Seiring berjalannya waktu, semakin banyak pula permasalahan lingkungan serius yang bermunculan. Permasalahan tersebut dapat berupa terjadinya peningkatan volume sampah, peningkatan emisi gas rumah kaca, hingga pada permasalahan kelangkaan sumber daya alam (SDA). Hal tersebut dapat terjadi, karena sistem ekonomi yang digunakan saat ini masih berupa ekonomi linear (ambil - buat - buang). Singkatnya sistem ekonomi linear bergantung pada eksploitasi SDA yang dilakukan secara terus-menerus. Adapun bahan baku yang diambil akan digunakan untuk memproduksi suaru produk/barang, kemudian setelah digunakan produk tersebut akan dibuang sebagai limbah. Melihat kondisi saat ini yang rentan akan terjadinya krisis lingkungan dan perubahan iklim, maka perlu adanya suatu sistem atau tatanan untuk mengubah perilaku dalam memproduksi dan konsumsi. Berdasarkan pada permasalahan tersebut, maka salah satu cara yang dapat diterapkan adalah dengan melakukan transisi menuju ekonomi sirkular yang berkelanjutan.

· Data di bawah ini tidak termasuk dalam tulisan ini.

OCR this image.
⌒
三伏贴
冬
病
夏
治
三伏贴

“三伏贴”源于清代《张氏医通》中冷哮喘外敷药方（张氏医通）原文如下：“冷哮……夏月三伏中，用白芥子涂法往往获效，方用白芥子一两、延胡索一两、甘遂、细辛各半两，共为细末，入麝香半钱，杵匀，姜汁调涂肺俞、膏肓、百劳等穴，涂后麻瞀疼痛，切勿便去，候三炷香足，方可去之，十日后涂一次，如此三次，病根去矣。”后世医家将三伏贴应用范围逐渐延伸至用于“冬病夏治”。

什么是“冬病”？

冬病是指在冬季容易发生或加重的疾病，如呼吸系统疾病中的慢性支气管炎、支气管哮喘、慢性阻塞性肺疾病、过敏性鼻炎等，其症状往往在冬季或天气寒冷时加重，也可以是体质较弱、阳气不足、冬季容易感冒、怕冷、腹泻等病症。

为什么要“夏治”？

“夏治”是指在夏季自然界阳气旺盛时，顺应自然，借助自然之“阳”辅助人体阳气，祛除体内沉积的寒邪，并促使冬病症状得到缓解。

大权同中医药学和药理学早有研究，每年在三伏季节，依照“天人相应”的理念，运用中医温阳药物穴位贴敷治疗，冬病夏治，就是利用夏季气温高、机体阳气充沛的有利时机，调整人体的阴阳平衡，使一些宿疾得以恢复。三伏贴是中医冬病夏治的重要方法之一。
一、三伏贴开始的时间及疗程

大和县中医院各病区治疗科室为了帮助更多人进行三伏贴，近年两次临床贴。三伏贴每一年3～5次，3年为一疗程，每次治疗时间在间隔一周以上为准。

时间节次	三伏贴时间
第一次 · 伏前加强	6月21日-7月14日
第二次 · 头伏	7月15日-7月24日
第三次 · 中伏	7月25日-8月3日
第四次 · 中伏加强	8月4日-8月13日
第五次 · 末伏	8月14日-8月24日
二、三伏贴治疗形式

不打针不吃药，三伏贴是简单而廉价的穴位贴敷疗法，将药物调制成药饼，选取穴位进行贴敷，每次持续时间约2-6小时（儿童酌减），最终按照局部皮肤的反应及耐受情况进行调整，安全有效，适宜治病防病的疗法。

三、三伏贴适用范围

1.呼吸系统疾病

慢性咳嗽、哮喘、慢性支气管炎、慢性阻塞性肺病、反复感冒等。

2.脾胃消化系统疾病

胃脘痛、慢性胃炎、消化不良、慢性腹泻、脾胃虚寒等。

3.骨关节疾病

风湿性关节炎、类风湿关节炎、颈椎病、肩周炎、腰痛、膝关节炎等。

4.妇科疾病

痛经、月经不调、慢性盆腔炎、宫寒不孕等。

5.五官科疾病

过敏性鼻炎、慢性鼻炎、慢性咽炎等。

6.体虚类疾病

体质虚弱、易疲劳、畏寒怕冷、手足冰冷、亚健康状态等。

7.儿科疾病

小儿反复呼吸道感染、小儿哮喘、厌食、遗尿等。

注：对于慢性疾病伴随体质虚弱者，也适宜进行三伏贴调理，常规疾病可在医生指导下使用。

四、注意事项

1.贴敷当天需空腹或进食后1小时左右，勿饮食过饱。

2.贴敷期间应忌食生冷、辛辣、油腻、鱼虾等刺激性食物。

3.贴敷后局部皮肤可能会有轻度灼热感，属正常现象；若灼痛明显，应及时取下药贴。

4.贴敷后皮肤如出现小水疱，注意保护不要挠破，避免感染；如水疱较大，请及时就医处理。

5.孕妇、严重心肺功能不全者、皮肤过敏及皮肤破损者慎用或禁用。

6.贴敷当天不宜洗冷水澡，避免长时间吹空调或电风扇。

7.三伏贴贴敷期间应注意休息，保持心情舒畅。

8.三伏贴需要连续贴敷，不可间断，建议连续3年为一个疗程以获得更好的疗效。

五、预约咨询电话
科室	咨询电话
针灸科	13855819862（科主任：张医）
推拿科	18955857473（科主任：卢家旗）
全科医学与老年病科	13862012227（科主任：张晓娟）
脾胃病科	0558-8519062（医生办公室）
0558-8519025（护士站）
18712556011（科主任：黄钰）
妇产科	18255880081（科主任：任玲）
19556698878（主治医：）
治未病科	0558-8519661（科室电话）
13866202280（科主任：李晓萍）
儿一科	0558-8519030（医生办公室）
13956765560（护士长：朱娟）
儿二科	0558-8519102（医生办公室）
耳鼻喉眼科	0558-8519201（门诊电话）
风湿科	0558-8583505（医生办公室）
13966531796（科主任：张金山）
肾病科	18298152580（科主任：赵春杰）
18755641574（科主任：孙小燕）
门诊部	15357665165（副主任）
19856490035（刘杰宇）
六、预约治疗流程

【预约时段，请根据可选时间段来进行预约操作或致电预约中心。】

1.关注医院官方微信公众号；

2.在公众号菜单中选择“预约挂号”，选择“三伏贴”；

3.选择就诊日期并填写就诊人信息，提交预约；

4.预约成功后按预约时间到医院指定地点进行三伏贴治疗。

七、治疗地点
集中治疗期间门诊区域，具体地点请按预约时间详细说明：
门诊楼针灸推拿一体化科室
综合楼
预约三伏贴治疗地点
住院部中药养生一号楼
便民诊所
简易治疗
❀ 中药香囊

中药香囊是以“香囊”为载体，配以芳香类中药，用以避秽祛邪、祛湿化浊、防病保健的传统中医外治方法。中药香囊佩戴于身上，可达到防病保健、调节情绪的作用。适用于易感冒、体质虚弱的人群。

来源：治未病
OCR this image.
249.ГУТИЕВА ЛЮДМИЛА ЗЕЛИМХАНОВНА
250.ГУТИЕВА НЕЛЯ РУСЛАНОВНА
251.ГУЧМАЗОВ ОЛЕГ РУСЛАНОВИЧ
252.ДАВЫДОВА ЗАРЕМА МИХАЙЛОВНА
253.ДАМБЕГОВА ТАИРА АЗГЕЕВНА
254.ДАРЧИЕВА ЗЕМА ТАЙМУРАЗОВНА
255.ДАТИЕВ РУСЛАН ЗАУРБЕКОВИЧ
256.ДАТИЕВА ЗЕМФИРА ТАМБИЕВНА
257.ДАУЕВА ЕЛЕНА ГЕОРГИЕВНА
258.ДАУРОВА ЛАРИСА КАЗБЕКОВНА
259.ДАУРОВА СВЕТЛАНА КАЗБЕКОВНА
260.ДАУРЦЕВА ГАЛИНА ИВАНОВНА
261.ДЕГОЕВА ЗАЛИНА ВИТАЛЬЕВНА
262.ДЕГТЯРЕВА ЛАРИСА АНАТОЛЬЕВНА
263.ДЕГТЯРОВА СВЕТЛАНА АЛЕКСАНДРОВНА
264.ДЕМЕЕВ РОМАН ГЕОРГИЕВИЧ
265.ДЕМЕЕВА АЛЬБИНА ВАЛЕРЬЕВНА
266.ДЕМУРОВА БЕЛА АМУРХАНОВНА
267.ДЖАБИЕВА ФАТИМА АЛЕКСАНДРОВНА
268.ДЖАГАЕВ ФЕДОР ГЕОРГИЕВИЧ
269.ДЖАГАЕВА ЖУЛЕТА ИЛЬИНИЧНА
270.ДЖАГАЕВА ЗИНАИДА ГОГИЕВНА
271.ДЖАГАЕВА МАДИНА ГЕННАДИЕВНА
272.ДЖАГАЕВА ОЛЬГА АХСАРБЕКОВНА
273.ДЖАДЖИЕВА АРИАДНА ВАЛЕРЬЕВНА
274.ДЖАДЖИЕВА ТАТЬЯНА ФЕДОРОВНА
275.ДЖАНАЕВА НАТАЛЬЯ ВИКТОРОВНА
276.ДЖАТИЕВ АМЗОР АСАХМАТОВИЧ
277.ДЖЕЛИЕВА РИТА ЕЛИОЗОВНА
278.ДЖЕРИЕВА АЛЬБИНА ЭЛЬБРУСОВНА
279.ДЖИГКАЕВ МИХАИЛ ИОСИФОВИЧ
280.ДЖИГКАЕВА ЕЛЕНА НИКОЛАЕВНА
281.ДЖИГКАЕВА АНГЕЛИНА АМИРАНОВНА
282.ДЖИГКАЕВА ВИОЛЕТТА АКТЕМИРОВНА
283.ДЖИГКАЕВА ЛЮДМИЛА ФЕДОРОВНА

Ekonomi sirkular sendiri merupakan sebuah sistem yang berfokus pada upaya untuk meminimalisir limbah dan memaksimalkan penggunaan kembali sumber daya yang masih memiliki nilai guna. Konsep ekonomi sirkular menekankan pada 3 hal utama, yaitu reuse, repair, dan refurbish (3R). Adapun "reuse" merujuk pada upaya penggunaan kembali, "repair" berupa upaya perbaikan, dan "refurbish" mengacu pada pembaruan atau pemulihan. Sejalan dengan konsep tersebut, maka ekonomi sirkular diperlukan terutama untuk menghadapi tantangan kelangkaan sumber daya di masa mendatang. Dalam hal ini, generasi muda berperan sebagai roda penggerak dalam implementasi ekonomi sirkular di masyarakat, mengingat generasi mudalah yang lebih akrab dengan teknologi dan terbuka terhadap inovasi. Generasi muda diyakini mampu untuk memimpin transisi menuju sistem ekonomi yang lebih berkelanjutan, sehingga besar harapan agar para generasi muda mampu untuk menciptakan solusi inovatif terkait permasalahan ekonomi dan lingkungan.
Pada pelaksanaannya peranan generasi muda tidak hanya sebatas penerapan perilaku konsumsi yang lebih bijak, tetapi juga dituntut untuk menghadirkan inovasi dalam bisnis atau kewirausahaan. Saat ini, ada cukup banyak startup yang dibentuk oleh generasi muda yang sudah mengadopsi prinsip ekonomi sirkular. Adapun bentuk implementasinya dapat berupa perancangan produk yang dapat didaur ulang, penggunaan bahan ramah lingkungan, dan penerapan model bisnis yang berbasis pada sharing economy. Selain itu, kampanye kesadaran lingkungan yang digerakkan oleh kaum muda telah membawa dampak signifikan dalam mengubah pola pikir masyarakat dan pemerintah terhadap pentingnya ekonomi berkelanjutan. Kolaborasi antara sektor publik, swasta, dan komunitas generasi muda ini membuka jalan bagi terwujudnya kebijakan yang mendukung transisi ke arah ekonomi sirkular.
Selanjutnya, untuk memperkuat peran generasi muda sebagai agen perubahan dalam ekonomi sirkular, diperlukan pula dukungan yang kuat dari berbagai pihak. Pemerintah harus menyediakan regulasi yang mendukung inovasi hijau, sementara sektor pendidikan perlu untuk mengintegrasi dan mengedukasikan konsep ekonomi sirkular dalam kurikulum. Selain itu, sektor swasta juga dapat terlibat dengan memberikan ruang bagi kreativitas generasi muda dalam menciptakan solusi bisnis berkelanjutan. Apabila semua elemen ini dapat berjalan selaras, maka generasi muda akan menjadi pilar utama dalam menciptakan masa depan yang lebih ramah lingkungan dan ekonomis. Sebagai simpulan, generasi muda tidak hanya berpotensi untuk membawa perubahan, tetapi akan menjadi kunci dalam mewujudkan ekonomi sirkular yang berkelanjutan.